Es ist unbestritten, dass von Musik physische und psychische Wirkungen elementarer Art ausgehen. Musik tut den Menschen immer etwas an, es sei denn, gewisse neuronale Schädigungen liegen vor. Musik berührt. Und dieser Berührung kann man sich grundsätzlich nur schlecht entziehen. Augen kann man schließen, Ohren kann man bestenfalls zustopfen. Es ist nun zu fragen, ob erhebliche musikalische Lautstärke eine Form der Gewalt ist, „die eine Ausübung von physischem oder psychischem Zwang darstellt, die mit dem Ziel verbunden ist, Personen oder Sachen zu schädigen". Diesen Vorsatz wird man nur selten antreffen. Dass man eine Schädigung von Personen billigend in Kauf nimmt, das wird jedoch häufiger der Fall sein.
Aber im Fall der Rockmusik unterstellt man gern, dass diese Musik nicht nur gewalttätig sei sondern auch zur Gewalt gegen Personen und Sachen anstachele. Da ist natürlich etwas dran.

Musikbeispiel 3:
Henrietta Collins And The Wifebeating Childhaters („I have come to kill you")

Diese Deutung stimmt für alle Parolen, die zur Gewalt aufrufen. Das ist jedoch nicht rockmusikspezifisch. Revolutionäre Parolen kennt die Musikgeschichte in vielen Epochen.
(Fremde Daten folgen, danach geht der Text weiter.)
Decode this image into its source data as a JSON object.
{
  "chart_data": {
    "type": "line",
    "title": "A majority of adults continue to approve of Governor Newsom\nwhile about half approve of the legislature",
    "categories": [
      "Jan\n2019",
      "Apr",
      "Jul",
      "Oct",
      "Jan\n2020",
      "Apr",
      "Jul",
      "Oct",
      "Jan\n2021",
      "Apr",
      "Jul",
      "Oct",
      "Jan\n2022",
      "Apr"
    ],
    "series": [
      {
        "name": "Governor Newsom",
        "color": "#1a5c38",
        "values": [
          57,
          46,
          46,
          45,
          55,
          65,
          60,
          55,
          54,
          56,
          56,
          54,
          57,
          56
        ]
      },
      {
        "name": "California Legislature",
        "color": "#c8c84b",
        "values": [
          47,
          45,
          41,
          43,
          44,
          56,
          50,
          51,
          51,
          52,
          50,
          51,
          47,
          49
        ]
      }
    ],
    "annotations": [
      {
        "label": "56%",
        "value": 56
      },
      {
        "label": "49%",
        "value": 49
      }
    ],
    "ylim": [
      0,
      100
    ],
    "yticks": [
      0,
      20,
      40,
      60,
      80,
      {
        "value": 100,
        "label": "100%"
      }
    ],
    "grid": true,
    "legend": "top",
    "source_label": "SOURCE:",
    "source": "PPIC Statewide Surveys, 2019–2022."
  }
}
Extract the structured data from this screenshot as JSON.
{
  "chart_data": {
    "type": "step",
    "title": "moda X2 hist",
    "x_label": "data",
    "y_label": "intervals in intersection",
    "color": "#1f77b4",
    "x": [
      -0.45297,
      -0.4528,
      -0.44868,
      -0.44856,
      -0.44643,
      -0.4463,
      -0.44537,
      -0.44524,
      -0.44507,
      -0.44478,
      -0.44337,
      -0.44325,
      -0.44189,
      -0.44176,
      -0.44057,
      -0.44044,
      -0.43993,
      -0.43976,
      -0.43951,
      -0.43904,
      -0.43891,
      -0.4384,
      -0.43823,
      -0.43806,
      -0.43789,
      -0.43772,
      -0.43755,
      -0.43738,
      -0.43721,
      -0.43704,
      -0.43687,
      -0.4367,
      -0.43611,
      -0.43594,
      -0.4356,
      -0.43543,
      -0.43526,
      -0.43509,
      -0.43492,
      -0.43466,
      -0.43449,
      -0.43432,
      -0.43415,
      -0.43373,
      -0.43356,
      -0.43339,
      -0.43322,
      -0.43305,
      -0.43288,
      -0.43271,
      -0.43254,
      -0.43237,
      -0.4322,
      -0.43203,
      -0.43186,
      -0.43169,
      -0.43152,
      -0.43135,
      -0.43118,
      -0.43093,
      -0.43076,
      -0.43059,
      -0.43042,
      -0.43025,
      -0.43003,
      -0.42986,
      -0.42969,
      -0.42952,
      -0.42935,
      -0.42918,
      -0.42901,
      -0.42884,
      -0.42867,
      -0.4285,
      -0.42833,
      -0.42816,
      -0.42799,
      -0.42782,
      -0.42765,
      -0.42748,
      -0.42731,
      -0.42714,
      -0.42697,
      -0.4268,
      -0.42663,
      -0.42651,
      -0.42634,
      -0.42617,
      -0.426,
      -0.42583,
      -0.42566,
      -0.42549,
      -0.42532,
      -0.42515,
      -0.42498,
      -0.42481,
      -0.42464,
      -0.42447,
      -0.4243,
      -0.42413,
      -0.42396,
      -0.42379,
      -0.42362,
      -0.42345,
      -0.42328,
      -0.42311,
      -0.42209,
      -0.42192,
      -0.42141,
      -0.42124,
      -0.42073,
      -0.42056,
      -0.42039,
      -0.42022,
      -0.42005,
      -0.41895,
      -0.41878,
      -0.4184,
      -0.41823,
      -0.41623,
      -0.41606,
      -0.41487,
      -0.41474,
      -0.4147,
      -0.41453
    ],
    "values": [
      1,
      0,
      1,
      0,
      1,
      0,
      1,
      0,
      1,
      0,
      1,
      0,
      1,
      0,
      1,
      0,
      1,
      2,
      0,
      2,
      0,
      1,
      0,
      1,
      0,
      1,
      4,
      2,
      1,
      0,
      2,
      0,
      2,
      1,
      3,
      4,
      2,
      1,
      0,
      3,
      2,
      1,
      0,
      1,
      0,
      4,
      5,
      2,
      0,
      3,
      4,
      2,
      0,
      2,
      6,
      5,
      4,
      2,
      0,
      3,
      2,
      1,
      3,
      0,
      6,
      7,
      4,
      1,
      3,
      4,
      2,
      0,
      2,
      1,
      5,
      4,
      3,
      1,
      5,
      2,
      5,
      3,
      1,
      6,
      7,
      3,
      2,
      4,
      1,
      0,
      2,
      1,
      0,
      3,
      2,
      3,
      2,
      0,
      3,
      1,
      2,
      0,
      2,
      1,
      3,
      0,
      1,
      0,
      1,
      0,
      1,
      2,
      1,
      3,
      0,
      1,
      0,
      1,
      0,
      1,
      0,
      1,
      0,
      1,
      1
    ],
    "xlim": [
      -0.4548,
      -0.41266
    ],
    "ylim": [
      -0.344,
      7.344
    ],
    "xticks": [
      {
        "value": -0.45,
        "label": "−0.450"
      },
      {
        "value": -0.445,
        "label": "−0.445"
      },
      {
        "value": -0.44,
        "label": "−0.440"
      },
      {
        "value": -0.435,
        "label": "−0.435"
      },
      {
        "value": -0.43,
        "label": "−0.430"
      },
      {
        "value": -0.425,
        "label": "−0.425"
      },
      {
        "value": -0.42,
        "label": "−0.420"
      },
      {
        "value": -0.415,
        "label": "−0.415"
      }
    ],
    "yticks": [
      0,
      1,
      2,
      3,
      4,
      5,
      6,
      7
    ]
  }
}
Und immer wieder wird diesen musikalischen Manifesten unterstellt, sie seien unter Kunstniveau verfasst. Das sagte zum Beispiel Arnold Schönberg gegenüber Hanns Eisler und das wiederholte Heinz-Klaus Metzger gegenüber Luigi Nono. Gewalt ist ein gesellschaftspolitisches Phänomen.

Musikbeispiel 4:
Peter Alexander, Ich zähle täglich meine Sorgen

Ist diese Musik etwa gewaltlos? Nein, die Gewalttätigkeit solcher Musik liegt in ihrer Gemütlichkeit, in ihrer Schläfrigkeit, in dem Einlullen, in dem Befrieden der Ruhestörung. Der Philosoph Ernst Bloch hat diesem Phänomen eine nachdenkliche Stimme verliehen. Er sagte:

Sprecher 1:
„Nur sanft sein heißt noch nicht gut sein. Und die vieln Schwächlinge, die wir haben, sind noch nicht friedlich. Sie sind es nur im billigen, schlechten Sinn dieses Wortes, sind es allzu leicht. Ja, als kleine Kinder ließen sie sich nichts gefallen, diese begehren auf, daß man wunder meint, was es derart mit uns auf sich habe. Aber danach kamen auf zehn Aufstände tausend Kriege, und die Opfer blieben brav. Daneben überall die vielen Duckmäuser, sagen nicht so und nicht so, damit es nachher nicht heißt, sie hätten so oder so gesagt. Leicht gibt sich bereits als freidlich, was mehr feig und verkrochen ist."

Sprecher 2:
Gewalt ist nicht bündig schlecht oder gut. Noch einmal Ernst Bloch:

Sprecher 1:
„So ist Kampf fürs Gute nicht von der gleichen Art Gewalt wie die des Krieges und seiner Herrschaft. Als häufiges Gemisch von Limonade und Phrase wäre Pazifismus nicht das, was er für viele Demokraten zu sein hat: Widerstand der sozial-humanen Vernunft, aktiv, ohne Ausrede."